Oui, je suis un très grand fanfaron.

LE DIABLE.

Le beau sexe

L’exigeait.

DON JUAN.

Partons-nous ?

LE DIABLE.

Pas encore.

DON JUAN.

Il vous vexe

De m’emporter léger ?

LE DIABLE.

Soupons !

[Ils se mettent tous les deux à table.]

DON JUAN.

Espérez-vous

Que j’aurai le vin triste ?

LE DIABLE.

On verra.

DON JUAN.

Sec ou doux ?

LE DIABLE.

Sec !

DON JUAN.

Comment trouvez-vous la table avec les roses ?

C’est un peu mon métier d’organiser ces choses.

LE DIABLE.

Très important aussi ?

DON JUAN.

Oh ! voyons ! le décor !

Les meubles sont du Brustolone.

LE DIABLE.

Ah ! c’est encor ?...

DON JUAN.

Voyons, le bibelot... il encombre Cythère !

LE DIABLE.

Vous êtes tapissier ?

DON JUAN.

Pour chambres d’adultère !

Et comment trouvez-vous le menu ?

LE DIABLE.

Cuisinier ?

DON JUAN.

Oh ! voyons !... qui pourrait l’importance nier

Du jus dont on arrose et du lard dont on barde

Le lièvre romagnol et la caille lombarde ?

Il faut se cuisiner soi-même pour l’amour !

On se met l’art et la littérature autour.

Les femmes ne sont pas si bêtes que l’on pense.

Elles savent très bien faire la différence,

Et que c’est bien meilleur avec un...

LE DIABLE.

Tapissier,

Chef d’orchestre, tailleur, cuisinier ?...

DON JUAN.

Dame ! il sied

Que la faute chatoie, intéresse et rutile !

Pourquoi donc es-tu noir, au fait ? C’est inutile.

C’est un peu bête.

LE DIABLE.

Ah ! oui ?

DON JUAN.

Qu’est-ce qui t’a fait ça ?

LE DIABLE.

L’encrier que Luther à ma tête lança !

DON JUAN.

Je t’aimais mieux en vert.

LE DIABLE.

Tu m’as vu ?

DON JUAN.

L’Éden ! Ève !

LE DIABLE.

Tu m’as ?...

DON JUAN.

J’étais Adam !

LE DIABLE.

Tu t’en souviens ?

DON JUAN.

En rêve.

Je crois nous voir encor sous le pommier bossu.
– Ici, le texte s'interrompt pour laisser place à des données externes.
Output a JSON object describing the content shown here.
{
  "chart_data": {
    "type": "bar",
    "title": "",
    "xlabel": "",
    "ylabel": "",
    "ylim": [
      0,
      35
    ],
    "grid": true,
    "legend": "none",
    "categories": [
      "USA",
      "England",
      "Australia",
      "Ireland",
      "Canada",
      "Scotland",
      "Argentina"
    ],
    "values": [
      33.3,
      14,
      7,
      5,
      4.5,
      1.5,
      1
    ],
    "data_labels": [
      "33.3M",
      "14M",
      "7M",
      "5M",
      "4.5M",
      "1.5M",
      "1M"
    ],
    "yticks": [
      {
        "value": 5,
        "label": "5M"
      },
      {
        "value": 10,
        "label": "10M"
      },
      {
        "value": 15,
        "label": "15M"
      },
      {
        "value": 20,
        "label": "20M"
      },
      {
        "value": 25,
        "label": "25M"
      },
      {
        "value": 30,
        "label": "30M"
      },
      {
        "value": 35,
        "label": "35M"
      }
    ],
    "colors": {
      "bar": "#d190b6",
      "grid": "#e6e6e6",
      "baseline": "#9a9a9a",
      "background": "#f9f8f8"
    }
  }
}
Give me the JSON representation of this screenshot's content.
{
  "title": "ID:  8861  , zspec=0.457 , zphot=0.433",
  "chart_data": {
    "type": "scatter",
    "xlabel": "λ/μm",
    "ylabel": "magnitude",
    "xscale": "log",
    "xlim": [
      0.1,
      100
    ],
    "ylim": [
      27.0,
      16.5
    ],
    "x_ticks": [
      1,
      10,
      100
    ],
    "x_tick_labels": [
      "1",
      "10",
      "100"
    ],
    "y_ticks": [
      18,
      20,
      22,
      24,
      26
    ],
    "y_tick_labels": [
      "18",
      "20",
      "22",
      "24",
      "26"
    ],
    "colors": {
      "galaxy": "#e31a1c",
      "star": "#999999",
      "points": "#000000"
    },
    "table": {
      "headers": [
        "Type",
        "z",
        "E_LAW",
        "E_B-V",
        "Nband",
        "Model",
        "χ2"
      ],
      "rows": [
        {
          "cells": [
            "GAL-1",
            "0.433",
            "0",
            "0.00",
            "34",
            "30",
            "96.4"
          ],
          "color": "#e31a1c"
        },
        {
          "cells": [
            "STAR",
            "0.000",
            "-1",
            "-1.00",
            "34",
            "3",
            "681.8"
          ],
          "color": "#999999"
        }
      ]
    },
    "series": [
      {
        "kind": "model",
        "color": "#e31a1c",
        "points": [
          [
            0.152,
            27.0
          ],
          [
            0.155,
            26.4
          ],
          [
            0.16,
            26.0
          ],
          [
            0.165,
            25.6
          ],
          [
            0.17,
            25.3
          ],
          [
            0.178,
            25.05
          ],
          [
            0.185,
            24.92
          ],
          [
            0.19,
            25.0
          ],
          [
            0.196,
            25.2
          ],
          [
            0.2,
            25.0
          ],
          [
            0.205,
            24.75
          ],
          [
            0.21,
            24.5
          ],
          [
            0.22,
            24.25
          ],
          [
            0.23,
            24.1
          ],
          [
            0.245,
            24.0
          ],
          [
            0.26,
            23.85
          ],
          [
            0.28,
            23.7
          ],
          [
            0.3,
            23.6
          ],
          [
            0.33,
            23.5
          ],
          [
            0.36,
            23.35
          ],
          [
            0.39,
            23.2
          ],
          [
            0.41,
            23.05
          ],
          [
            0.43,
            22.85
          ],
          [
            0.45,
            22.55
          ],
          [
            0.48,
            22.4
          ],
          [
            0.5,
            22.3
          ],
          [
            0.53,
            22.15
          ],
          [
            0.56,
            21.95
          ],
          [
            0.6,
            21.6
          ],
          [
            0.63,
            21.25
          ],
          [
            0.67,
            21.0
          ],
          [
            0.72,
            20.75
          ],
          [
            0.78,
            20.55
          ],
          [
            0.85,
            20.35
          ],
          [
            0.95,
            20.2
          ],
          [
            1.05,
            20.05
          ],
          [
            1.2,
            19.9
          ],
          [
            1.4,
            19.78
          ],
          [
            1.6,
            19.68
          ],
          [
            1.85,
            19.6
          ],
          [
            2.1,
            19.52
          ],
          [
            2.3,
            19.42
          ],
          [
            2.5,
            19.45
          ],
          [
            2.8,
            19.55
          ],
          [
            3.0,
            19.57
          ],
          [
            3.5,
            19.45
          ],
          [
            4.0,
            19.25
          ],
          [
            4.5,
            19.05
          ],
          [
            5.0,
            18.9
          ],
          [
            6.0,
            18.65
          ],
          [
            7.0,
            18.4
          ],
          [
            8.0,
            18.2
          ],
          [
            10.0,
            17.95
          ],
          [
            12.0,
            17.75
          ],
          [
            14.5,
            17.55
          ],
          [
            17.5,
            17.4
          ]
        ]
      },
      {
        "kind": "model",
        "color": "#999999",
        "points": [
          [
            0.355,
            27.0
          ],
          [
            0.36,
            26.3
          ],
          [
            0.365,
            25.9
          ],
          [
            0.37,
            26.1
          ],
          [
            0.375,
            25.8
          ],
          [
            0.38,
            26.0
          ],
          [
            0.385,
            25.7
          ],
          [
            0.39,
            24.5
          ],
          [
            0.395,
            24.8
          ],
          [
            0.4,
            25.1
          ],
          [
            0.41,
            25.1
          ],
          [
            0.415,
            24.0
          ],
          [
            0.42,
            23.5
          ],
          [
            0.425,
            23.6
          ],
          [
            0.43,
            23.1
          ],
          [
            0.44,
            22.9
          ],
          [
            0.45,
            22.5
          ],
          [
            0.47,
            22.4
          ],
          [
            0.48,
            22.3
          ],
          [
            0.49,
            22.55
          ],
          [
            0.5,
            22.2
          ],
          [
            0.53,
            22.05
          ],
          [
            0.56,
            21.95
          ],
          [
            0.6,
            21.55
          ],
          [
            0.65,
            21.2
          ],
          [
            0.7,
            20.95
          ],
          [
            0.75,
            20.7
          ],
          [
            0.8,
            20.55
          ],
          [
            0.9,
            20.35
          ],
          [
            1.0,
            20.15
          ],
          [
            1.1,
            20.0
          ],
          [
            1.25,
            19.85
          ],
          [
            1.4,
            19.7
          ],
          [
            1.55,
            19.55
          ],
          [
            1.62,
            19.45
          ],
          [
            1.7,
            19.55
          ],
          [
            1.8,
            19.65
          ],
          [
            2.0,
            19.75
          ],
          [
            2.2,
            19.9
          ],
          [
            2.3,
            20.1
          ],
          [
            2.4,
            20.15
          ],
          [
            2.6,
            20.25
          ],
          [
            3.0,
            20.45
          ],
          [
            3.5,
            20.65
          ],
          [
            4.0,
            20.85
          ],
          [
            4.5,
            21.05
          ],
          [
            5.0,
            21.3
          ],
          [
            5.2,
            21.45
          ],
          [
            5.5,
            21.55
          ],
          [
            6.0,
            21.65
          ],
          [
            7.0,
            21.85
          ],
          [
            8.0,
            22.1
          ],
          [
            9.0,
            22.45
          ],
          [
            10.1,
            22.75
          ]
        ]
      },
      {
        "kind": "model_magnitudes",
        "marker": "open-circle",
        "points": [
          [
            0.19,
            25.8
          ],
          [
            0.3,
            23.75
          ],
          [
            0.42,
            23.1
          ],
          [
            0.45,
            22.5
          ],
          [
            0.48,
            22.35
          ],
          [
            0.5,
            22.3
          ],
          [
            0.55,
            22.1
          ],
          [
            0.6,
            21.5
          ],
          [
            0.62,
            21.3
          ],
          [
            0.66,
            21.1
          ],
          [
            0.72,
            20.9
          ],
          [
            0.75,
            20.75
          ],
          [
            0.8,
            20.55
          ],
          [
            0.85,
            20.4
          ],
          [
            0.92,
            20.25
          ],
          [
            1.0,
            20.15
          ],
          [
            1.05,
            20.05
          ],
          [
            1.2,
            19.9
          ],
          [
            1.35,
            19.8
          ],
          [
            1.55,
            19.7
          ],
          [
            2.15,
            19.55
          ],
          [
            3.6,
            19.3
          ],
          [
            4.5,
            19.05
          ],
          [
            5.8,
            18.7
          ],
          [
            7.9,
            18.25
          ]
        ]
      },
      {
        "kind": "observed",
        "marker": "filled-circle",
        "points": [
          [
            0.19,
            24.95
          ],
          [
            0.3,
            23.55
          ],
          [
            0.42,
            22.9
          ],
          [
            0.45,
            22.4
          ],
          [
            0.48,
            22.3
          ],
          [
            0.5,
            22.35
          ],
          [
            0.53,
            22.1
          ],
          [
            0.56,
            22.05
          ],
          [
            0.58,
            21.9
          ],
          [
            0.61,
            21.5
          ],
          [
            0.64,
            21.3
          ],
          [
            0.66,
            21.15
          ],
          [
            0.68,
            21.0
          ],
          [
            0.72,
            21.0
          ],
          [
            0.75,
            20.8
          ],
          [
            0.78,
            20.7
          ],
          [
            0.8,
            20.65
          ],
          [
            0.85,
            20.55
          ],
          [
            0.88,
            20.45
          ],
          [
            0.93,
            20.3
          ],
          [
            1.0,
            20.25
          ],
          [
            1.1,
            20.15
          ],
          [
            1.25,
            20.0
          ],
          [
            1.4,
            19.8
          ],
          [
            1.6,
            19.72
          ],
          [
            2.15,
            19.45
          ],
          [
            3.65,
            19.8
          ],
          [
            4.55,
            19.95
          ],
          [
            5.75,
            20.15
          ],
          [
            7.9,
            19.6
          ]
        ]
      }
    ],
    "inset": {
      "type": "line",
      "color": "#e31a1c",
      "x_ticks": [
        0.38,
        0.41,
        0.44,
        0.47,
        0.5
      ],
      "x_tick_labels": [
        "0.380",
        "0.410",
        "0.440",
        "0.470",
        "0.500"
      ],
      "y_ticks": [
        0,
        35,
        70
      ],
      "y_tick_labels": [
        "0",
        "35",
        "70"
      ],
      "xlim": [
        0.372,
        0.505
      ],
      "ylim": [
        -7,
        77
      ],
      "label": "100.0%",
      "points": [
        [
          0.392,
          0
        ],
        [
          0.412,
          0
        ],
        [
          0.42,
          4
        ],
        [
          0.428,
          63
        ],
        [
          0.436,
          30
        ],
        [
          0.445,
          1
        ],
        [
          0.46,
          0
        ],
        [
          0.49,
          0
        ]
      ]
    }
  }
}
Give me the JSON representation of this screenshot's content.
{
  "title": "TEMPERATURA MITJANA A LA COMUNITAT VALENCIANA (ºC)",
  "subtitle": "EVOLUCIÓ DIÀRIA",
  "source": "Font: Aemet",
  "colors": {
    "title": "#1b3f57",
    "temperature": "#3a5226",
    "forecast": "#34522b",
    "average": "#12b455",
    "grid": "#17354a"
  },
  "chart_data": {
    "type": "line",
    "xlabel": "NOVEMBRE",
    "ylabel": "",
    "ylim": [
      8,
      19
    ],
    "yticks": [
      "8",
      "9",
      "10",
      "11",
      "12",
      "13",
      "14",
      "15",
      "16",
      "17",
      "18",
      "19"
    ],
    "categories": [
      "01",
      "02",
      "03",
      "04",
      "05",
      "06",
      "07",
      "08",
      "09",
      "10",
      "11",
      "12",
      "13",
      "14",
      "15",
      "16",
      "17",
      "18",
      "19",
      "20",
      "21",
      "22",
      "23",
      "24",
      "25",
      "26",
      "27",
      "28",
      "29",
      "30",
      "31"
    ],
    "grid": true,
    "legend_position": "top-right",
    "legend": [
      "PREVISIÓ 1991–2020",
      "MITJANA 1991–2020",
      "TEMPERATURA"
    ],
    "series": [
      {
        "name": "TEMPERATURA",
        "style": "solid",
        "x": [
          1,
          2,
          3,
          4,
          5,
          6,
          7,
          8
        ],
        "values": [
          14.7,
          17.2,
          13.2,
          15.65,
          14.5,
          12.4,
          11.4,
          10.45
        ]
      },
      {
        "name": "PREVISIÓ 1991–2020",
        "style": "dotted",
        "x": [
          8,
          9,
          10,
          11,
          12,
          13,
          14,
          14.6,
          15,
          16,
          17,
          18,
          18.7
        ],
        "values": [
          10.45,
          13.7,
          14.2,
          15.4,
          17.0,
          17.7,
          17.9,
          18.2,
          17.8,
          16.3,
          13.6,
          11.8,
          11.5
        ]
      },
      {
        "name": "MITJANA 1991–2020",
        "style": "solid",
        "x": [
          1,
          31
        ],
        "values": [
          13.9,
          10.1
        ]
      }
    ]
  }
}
Quel est ce grand secret qu’alors nous avons su ?

Nul ne l’a jamais dit... J’étais le premier homme.

Je mordais dans la pomme... et je vis, dans la pomme,

Souple et blanc, – comme toi, dans l’arbre, souple et vert, –

Onduler ton affreux diminutif...

LE DIABLE.

Le ver ?

DON JUAN.

Je crache ! et tu me dis : « Dans une autre il faut mordre. »

Je vis dans l’autre fruit le même ver se tordre ;

Je crache ! Tu dis : « Mords dans les autres ! » Je mords :

Un ver ! Je mords : un ver ! Je mords : un ver ! Alors :

« Tout beau fruit, nous dis-tu, n’est qu’un ver qui se cache.

Voilà ce grand secret qu’il ne faut pas qu’on sache.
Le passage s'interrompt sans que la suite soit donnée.